The care and support worker pay equity case will not be concluded before the election, consigning workers to the lowest end of pay scales in the health workforce. Photo / 123rf.com
Opinion by Dame Judy McGregor
OPINION
Thousands of low-paid female workers in age care and home and community support are ensnared in a wage poverty trap.
The 65,000-odd workers, predominantly women, are falling further and further behind, earning between the minimum wage of $22.70 at entry level to $28.25 four steps higher. Even the highest-paidcarer on this scale receives only $2.25 an hour above the Living Wage of $26.
How has this come about?
The care and support worker pay equity case will not be concluded before the election.
Many of the employers who provide aged care and home support to disabled people and other vulnerable clients in the community have not passed on any of the 5 per cent uplift provided by the national health agency, Te Whatu Ora.

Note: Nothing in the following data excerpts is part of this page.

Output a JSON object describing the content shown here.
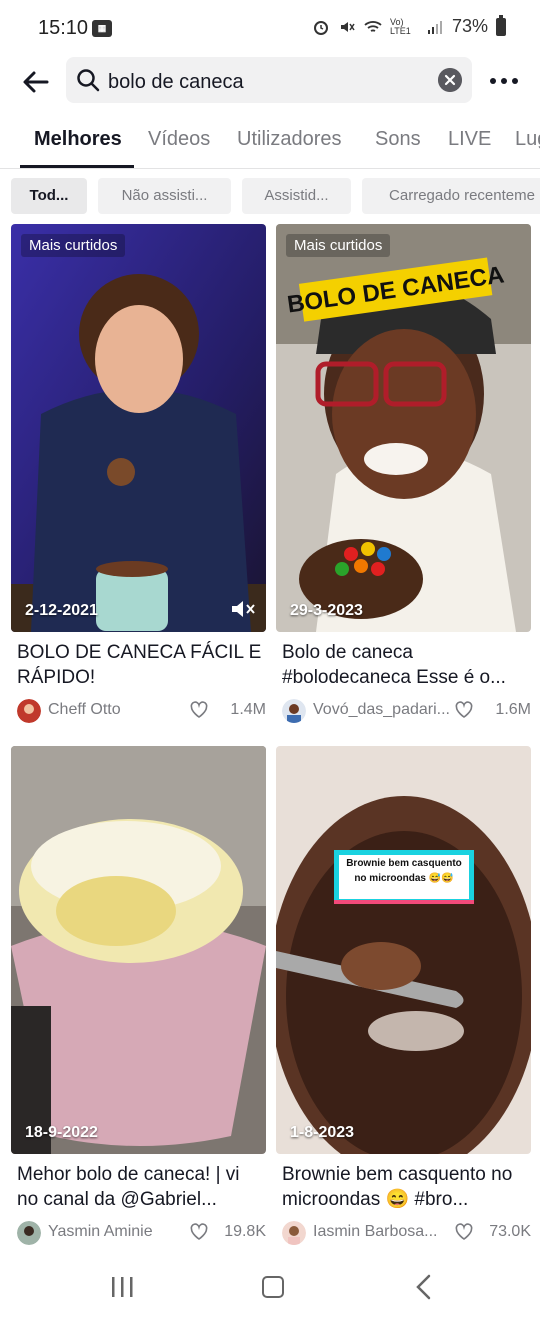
{
  "status_bar": {
    "time": "15:10",
    "battery": "73%",
    "network": "Vo) LTE1"
  },
  "search": {
    "query": "bolo de caneca"
  },
  "tabs": [
    {
      "label": "Melhores"
    },
    {
      "label": "Vídeos"
    },
    {
      "label": "Utilizadores"
    },
    {
      "label": "Sons"
    },
    {
      "label": "LIVE"
    },
    {
      "label": "Lug"
    }
  ],
  "chips": [
    {
      "label": "Tod..."
    },
    {
      "label": "Não assisti..."
    },
    {
      "label": "Assistid..."
    },
    {
      "label": "Carregado recenteme"
    }
  ],
  "results": [
    {
      "badge": "Mais curtidos",
      "date": "2-12-2021",
      "title": "BOLO DE CANECA FÁCIL E RÁPIDO!",
      "author": "Cheff Otto",
      "likes": "1.4M",
      "overlay_text": ""
    },
    {
      "badge": "Mais curtidos",
      "date": "29-3-2023",
      "title": "Bolo de caneca #bolodecaneca Esse é o...",
      "author": "Vovó_das_padari...",
      "likes": "1.6M",
      "overlay_text": "BOLO DE CANECA"
    },
    {
      "badge": "",
      "date": "18-9-2022",
      "title": "Mehor bolo de caneca! | vi no canal da @Gabriel...",
      "author": "Yasmin Aminie",
      "likes": "19.8K",
      "overlay_text": ""
    },
    {
      "badge": "",
      "date": "1-8-2023",
      "title": "Brownie bem casquento no microondas 😄 #bro...",
      "author": "Iasmin Barbosa...",
      "likes": "73.0K",
      "overlay_text": "Brownie bem casquento no microondas 😅😅"
    }
  ],
  "colors": {
    "text_primary": "#161823",
    "text_secondary": "#7a7b80",
    "chip_bg": "#f1f1f2"
  }
}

This is despite the Minister of Health’s expectations that workers should benefit by at least 3 per cent.
Age care and home and community support workers don’t have the same high profile as nurses and teachers, despite being the invisible glue in the health and wellbeing of thousands of New Zealanders. Their pay claims are as complicated as they are invisible.

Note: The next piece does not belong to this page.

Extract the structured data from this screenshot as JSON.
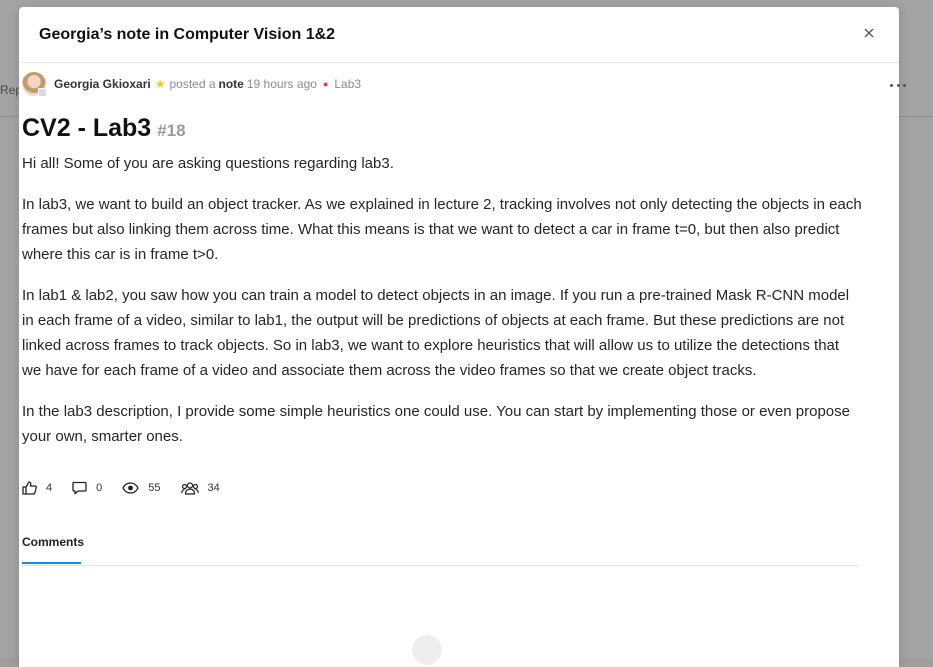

The public expected that carers’ pay was sorted in 2017 following the historic pay deal in the Terranova case that looked at the shameful underfunding of the workforce. Kristine Bartlett, the Lower Hutt caregiver who was the face of the case, was voted New Zealander of the Year for her leadership.
However, the legislation passed at that time included a provision that a new claim could not be brought for five years.
A new claim was filed in July 2022, five years later. The legislation was extended until December 2023 to allow for a fresh claim but it is now a race against the clock.
The three unions who represent aged care and support workers, E Tu, the NZNO and the PSA are now pushing for the Ministry of Health and the Public Service Commission to stop delays from their oversight group and get on with pay equity.
The claim has been filed with 15 employers, covering about a third of the workforce, and workers say any funded framework agreement needs to cover the entire sector.
It is not just health that funds various contracts to providers of care and support. Other funders include Whaikaha, the Ministry of Social Development, ACC and Oranga Tamariki who are also part of the complicated mosaic of provision.
More than a decade ago, a major human rights report, “Caring Counts”, described working in the aged care sector as akin to modern-day slavery because of the pitifully low wages. As the report’s author, I went undercover and worked as a “buddy” carer in an age care facility.
The job entailed some of the hardest physical and emotional labour you can imagine.
Helping frail older people bathe and go to the toilet, feeding them, hoisting them on and off their beds, talking with them about their families and whānau and hearing their hopes and fears.
Every carer I worked with loved and supported their clients, even very difficult cases, with deepest compassion and empathy.
Many of the staff were migrant workers, Māori or Pacific women. Too many worked overtime because they had to.
They afforded older people the dignity they are entitled to.
It’s often said that the measure of a decent society is how it cares for its older and vulnerable people. But the value we place on older people must include the value we place on those who care for them.
That value includes proper pay that reflects the emotional and physical burdens of a critical job.
As the 2023 election looms, we have an opportunity to push for swift resolution of care and support worker pay.
It is not just the government and major political parties who must urgently cure the wage poverty trap.
Many NGO employers in the sector are financially precarious but at least six major aged care real estate corporations dominate the aged residential care sector and receive many millions in public subsidies.
Reading recent annual reports of these big corporations, it is clear they anticipate continued growth as they land bank to build future villages and record profits, some in the 20 per cent plus mark in 2022.
Age care is a powerful political lobby and a shrill critic of historic government under-investment. But residential village sales are premised explicitly on a continuum of care as well as leisure activities.
Shareholders and stakeholders have the opportunity to insist these companies step up, too, to cure the poverty wages of their carers and retain their staff.
One of the big six reported in 2022 that its CEO’s total remuneration at $1.2 million plus was 18.8 times higher than that of the total remuneration of the median employee, at around $64,000.
However, a carer even at the top of the scale, has no hope of reaching that level without crippling overtime.
Decent pay that properly values the complexity and emotional and physical labour of care and support work is a basic human right.
New Zealand’s record in curing the poverty wages of care and support workers is shameful. But it is one that we can cure with vocal public and media support, strong union representation, demonstrable employer responsibility and urgent political will.
- Dame Judy McGregor is Emeritus Professor of Human Rights at AUT. She was the first Equal Employment Opportunities Commissioner with the NZ Human Rights Commission from 2002- 2012.